My practiced process becomes visible here. The speech happens in the moment, but the framework has been prepared beforehand. Returning to that framework helps thought, breath, sound, and meaning stay connected to the idea instead of trying to express everything at once.

σαφής (saphēs): Make the first idea clear

σαφής means clear or distinct. A thought can be brief and still be clear.

After living with this material, I observed: “I am getting a clearer, more distinct picture of what I’d like to say on Thursday. Ideas are everywhere.”

Often for me, this is how preparation begins. The ideas are present, but they have not yet settled into order. The hierarchy has to become clear before I speak.

φρόνησις (phronēsis): Decide whether the thought should become speech

The word φρόνησις means sound practical judgment.  A thought may be valid, and a sentence may be available, but that still leaves another question: should this be said aloud now?

I had to choose what would serve the audience. I had to decide which ideas belonged  and which ones could wait.

How do I know when what I’m thinking should be said aloud?

Not every thought needs a voice.

If there is even a spark of negative emotion in myself,  I try to remember to pause and do an abbreviated Farinelli breathing exercise (inhale, suspend, release), then decide whether to voice my thoughts.

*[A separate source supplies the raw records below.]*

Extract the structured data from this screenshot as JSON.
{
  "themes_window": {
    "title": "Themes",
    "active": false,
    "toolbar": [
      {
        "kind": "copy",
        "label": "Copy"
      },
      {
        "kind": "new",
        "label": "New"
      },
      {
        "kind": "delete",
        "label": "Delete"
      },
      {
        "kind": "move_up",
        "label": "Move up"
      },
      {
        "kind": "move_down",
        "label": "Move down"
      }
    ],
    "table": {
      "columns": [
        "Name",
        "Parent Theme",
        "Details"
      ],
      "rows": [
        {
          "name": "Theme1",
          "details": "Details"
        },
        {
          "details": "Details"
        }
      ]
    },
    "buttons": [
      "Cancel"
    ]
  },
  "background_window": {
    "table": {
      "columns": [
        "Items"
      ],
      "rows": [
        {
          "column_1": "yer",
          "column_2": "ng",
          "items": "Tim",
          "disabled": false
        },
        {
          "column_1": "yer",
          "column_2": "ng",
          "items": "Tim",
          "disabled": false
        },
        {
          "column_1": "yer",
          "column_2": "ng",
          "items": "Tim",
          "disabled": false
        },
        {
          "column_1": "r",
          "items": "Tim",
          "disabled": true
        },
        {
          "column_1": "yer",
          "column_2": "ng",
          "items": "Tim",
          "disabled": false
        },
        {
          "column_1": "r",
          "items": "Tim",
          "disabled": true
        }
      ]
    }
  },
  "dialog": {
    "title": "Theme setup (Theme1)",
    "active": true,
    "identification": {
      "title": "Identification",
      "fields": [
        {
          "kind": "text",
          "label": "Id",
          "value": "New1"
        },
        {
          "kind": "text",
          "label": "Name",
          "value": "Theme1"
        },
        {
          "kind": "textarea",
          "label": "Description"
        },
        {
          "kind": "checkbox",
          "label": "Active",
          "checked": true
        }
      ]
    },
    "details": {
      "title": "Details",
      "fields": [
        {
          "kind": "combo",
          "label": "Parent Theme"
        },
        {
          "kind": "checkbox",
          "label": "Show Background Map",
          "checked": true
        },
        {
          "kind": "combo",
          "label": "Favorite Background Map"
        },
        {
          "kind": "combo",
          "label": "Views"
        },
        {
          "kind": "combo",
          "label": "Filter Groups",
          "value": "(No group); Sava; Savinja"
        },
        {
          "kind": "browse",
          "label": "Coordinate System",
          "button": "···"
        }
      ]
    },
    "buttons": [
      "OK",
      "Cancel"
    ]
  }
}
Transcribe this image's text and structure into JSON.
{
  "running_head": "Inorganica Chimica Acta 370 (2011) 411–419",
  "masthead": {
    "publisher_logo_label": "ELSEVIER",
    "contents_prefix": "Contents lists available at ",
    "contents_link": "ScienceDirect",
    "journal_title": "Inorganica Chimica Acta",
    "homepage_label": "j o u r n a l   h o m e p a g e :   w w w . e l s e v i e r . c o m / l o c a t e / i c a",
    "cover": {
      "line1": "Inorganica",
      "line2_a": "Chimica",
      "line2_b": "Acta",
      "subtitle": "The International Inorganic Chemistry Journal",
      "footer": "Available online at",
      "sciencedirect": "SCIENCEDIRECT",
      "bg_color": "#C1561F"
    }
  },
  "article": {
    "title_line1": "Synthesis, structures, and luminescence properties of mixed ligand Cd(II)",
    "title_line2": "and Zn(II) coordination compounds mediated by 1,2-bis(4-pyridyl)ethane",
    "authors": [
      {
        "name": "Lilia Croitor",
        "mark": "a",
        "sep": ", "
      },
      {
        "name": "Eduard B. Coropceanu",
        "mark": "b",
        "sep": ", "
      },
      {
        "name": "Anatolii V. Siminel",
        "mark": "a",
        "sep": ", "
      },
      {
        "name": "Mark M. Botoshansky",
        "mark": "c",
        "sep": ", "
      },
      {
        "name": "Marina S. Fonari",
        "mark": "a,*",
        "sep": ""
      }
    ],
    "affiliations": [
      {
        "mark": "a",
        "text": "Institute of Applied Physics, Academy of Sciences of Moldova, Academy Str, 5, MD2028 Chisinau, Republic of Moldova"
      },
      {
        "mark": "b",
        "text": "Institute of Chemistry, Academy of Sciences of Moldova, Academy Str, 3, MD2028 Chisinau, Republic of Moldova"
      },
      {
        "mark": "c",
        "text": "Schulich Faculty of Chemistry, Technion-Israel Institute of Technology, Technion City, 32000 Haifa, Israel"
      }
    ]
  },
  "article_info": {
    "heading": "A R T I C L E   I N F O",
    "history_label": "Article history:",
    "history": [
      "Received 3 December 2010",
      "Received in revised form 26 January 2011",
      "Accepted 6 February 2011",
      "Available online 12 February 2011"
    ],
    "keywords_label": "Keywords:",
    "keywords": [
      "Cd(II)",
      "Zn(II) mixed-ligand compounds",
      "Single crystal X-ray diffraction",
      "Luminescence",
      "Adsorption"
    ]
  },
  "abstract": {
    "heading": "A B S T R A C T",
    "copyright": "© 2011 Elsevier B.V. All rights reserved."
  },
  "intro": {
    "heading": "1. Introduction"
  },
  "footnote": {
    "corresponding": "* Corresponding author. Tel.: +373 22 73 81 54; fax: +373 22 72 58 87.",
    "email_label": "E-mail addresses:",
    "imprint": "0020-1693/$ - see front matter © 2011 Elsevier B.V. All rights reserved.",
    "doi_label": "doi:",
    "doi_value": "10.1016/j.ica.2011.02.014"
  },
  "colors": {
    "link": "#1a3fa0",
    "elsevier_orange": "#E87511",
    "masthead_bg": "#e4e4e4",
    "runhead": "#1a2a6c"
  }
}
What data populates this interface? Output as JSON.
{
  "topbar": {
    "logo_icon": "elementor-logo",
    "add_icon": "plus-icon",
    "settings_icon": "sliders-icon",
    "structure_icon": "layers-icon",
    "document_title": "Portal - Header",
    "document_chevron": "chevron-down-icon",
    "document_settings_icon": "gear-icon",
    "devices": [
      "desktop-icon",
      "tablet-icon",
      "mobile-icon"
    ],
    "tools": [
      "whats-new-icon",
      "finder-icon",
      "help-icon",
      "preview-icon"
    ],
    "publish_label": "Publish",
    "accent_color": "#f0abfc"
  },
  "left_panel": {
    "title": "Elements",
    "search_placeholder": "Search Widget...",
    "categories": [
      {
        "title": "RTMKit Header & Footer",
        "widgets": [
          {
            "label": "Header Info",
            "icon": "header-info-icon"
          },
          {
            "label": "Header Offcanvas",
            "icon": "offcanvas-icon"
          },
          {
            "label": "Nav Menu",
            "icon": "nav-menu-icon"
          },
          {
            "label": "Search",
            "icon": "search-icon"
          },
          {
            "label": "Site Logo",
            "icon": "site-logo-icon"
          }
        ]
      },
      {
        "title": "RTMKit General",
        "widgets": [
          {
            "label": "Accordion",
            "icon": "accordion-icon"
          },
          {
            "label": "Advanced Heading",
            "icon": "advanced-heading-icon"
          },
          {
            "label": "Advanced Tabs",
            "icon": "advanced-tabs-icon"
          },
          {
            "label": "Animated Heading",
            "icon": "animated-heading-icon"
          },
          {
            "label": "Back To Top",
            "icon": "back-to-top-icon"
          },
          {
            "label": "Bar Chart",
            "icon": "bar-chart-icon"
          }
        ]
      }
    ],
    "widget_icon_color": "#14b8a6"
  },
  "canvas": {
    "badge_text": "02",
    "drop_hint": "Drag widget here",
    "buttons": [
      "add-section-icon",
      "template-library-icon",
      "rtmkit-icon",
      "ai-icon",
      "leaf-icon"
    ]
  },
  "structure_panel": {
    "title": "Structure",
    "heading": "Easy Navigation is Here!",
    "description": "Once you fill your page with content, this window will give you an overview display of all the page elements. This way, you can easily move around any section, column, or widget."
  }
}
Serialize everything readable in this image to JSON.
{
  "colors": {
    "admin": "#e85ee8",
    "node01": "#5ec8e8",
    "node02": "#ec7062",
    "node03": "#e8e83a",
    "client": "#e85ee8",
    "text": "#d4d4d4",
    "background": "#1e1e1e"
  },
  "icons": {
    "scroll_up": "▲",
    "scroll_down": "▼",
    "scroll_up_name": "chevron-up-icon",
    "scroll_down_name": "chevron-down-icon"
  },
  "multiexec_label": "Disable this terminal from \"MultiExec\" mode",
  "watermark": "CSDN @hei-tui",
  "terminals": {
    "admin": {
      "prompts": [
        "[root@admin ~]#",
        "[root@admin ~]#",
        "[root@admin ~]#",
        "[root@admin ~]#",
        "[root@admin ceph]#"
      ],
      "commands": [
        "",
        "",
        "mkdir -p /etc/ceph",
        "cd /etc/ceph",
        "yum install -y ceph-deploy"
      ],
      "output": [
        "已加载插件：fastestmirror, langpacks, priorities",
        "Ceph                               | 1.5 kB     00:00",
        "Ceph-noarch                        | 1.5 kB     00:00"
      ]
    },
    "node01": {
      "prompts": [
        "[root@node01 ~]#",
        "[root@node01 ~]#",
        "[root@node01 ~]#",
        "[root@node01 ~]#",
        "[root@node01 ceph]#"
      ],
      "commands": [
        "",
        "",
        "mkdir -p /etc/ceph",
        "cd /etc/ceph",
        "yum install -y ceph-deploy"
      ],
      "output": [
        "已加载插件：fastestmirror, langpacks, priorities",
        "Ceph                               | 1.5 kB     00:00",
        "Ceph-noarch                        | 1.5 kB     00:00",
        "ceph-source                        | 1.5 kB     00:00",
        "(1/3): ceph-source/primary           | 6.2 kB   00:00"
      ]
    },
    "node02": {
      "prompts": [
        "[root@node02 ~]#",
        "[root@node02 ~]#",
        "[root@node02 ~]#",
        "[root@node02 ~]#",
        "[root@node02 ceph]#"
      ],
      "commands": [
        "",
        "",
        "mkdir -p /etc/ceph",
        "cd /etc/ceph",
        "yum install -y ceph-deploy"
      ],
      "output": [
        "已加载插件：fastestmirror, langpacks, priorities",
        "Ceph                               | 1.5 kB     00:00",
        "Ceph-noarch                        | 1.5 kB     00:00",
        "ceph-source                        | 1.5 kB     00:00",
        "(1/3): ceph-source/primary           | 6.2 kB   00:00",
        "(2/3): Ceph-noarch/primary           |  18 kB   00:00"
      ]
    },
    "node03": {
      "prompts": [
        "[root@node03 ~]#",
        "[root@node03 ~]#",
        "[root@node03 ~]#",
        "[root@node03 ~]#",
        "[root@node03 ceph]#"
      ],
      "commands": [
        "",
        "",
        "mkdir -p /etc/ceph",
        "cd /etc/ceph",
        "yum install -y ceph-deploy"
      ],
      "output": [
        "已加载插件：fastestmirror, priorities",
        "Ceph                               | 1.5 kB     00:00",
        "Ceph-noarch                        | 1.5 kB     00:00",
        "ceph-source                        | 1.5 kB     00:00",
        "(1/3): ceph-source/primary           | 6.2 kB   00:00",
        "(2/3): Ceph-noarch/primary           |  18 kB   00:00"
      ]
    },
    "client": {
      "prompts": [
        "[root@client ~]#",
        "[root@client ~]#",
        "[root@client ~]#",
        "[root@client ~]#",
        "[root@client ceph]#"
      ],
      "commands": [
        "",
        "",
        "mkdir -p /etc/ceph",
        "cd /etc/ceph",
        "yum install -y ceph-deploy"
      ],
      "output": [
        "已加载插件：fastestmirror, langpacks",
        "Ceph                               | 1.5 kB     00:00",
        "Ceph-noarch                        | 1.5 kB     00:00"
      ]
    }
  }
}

For me, that is one of the clearest links between Stoic practice and voice work. The question is not only “Should I speak?” The question is “Is it necessary to speak?”

πρόληψις (prolēpsis): Check what the listener has received

πρόληψις is translated as a preconception or a prior understanding. 

What tells me a thought has landed with a listener?

I can feel it in their energy and see it in their eyes. Then I register that, take a breath, and continue to my next thought.

The listener’s face, eyes, posture, and timing often give useful information. A speaker who ignores those signals may continue piling on language long after the first idea needed space.

Epictetus’ instruction remains practical: understand what you mean before you speak. In a crucial conversation, that may begin with something very small. One thought. One sentence. One breath.

Inner Check-In

  • Am I trying to put too many ideas into one sentence?
  • What is the first idea I need to make clear?
  • How can I tell when I need to pause and let the listener catch up?